Joe Biden has spelled out which taxes he would raise to pay for his policy priorities if he's elected president, a $3.2 trillion list that would have the wealthy and corporations paying more to the IRS.
On the business side, the former vice president proposes to raise the corporate tax rate from 21 percent to 28 percent and to place a minimum tax on companies’ pre-tax income, as a way to ensure that large multinational corporations pay at least something.
Biden would also seek to curb the ability of corporations to shift profits offshore, by sanctioning countries that facilitate tax avoidance. He didn't identify which of the numerous countries known to have business-friendly tax policies would be targeted by such a plan.
And Biden would double a global minimum tax on offshore corporate income from the GOP tax law enacted in 2017, H.R. 1 (115), known as the levy on Global Intangible Low-Taxed Income, or GILTI, from 10.5 percent to 21 percent.
The tax proposals from Biden, first reported by Bloomberg News, are certainly more modest than those of other leading contenders for the Democratic nomination, notably Sens. Elizabeth Warren (D-Mass.) and Bernie Sanders (I-Vt.).

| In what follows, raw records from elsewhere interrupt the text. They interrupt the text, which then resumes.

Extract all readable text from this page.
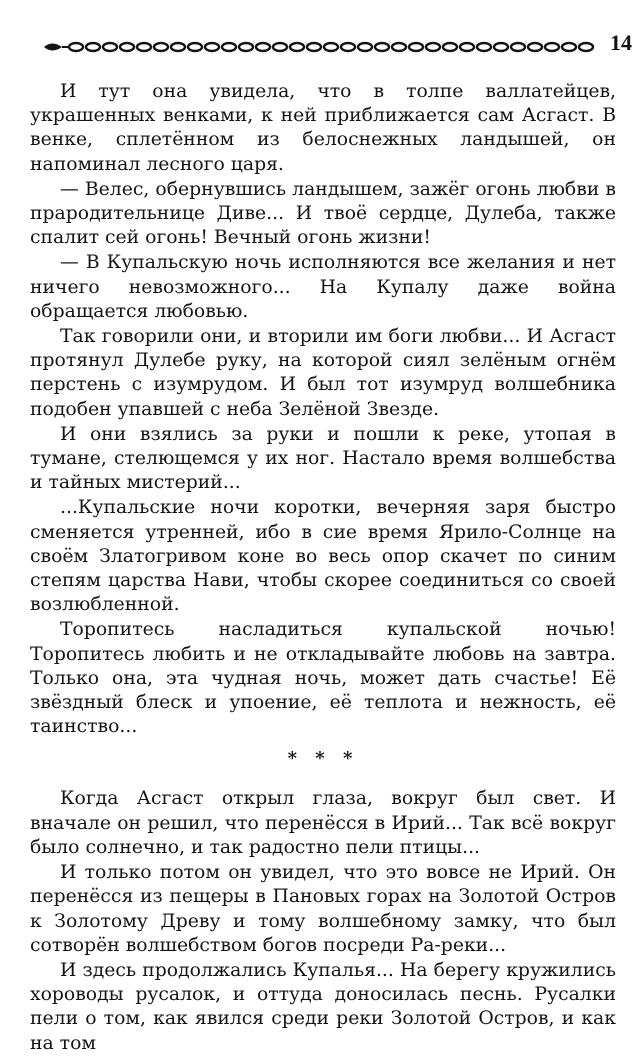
14

И тут она увидела, что в толпе валлатейцев, украшенных венками, к ней приближается сам Асгаст. В венке, сплетённом из белоснежных ландышей, он напоминал лесного царя.

— Велес, обернувшись ландышем, зажёг огонь любви в прародительнице Диве... И твоё сердце, Дулеба, также спалит сей огонь! Вечный огонь жизни!

— В Купальскую ночь исполняются все желания и нет ничего невозможного... На Купалу даже война обращается любовью.

Так говорили они, и вторили им боги любви... И Асгаст протянул Дулебе руку, на которой сиял зелёным огнём перстень с изумрудом. И был тот изумруд волшебника подобен упавшей с неба Зелёной Звезде.

И они взялись за руки и пошли к реке, утопая в тумане, стелющемся у их ног. Настало время волшебства и тайных мистерий...

...Купальские ночи коротки, вечерняя заря быстро сменяется утренней, ибо в сие время Ярило-Солнце на своём Златогривом коне во весь опор скачет по синим степям царства Нави, чтобы скорее соединиться со своей возлюбленной.

Торопитесь насладиться купальской ночью! Торопитесь любить и не откладывайте любовь на завтра. Только она, эта чудная ночь, может дать счастье! Её звёздный блеск и упоение, её теплота и нежность, её таинство...

* * *

Когда Асгаст открыл глаза, вокруг был свет. И вначале он решил, что перенёсся в Ирий... Так всё вокруг было солнечно, и так радостно пели птицы...

И только потом он увидел, что это вовсе не Ирий. Он перенёсся из пещеры в Пановых горах на Золотой Остров к Золотому Древу и тому волшебному замку, что был сотворён волшебством богов посреди Ра-реки...

И здесь продолжались Купалья... На берегу кружились хороводы русалок, и оттуда доносилась песнь. Русалки пели о том, как явился среди реки Золотой Остров, и как на том
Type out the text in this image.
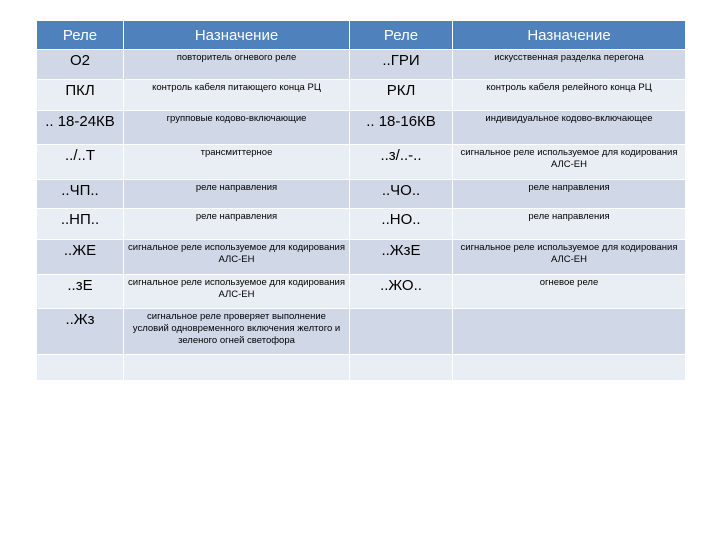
Реле	Назначение	Реле	Назначение
O2	повторитель огневого реле	..ГРИ	искусственная разделка перегона
ПКЛ	контроль кабеля питающего конца РЦ	РКЛ	контроль кабеля релейного конца РЦ
.. 18-24КВ	групповые кодово-включающие	.. 18-16КВ	индивидуальное кодово-включающее
../..Т	трансмиттерное	..з/..-..	сигнальное реле используемое для кодирования АЛС-ЕН
..ЧП..	реле направления	..ЧО..	реле направления
..НП..	реле направления	..НО..	реле направления
..ЖЕ	сигнальное реле используемое для кодирования АЛС-ЕН	..ЖзЕ	сигнальное реле используемое для кодирования АЛС-ЕН
..зЕ	сигнальное реле используемое для кодирования АЛС-ЕН	..ЖО..	огневое реле
..Жз	сигнальное реле проверяет выполнение условий одновременного включения желтого и зеленого огней светофора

Both Warren and Sanders have proposed wealth taxes that would by themselves raise in the neighborhood or even more than Biden’s entire tax platform, in addition to a range of other tax increases on the wealthy and business community.
Biden’s camp said he was leveling with voters about how he would pay for new policies aimed at combating climate change, and expanding access to higher education and health care, after he accused rivals of falling short in that area.
“He believes that being forthright with voters about how plans would be financed is critical to building the public support necessary to beat Donald Trump, help more Democrats win up and down the ballot, and then pass legislation through Congress,” said Stef Feldman, Biden’s policy director.
For individuals, Biden proposes to raise the top rate from 37 percent to 39.6 percent — which was the rate after the fiscal cliff deal that the then-vice president negotiated with then-Senate Minority Leader Mitch McConnell (R-Ky.) almost seven years ago.
Biden would also tax capital gains and dividends, which now face a top rate of 23.8 percent when including levies in Obamacare, at the same rate as ordinary income for those earning at least seven figures.
And he would bring back a couple of other proposals from the Obama era — capping the value of tax breaks for the rich at 28 percent and ending the so-called step up in basis, which allows wealthy taxpayers to avoid paying taxes on assets passed on at death.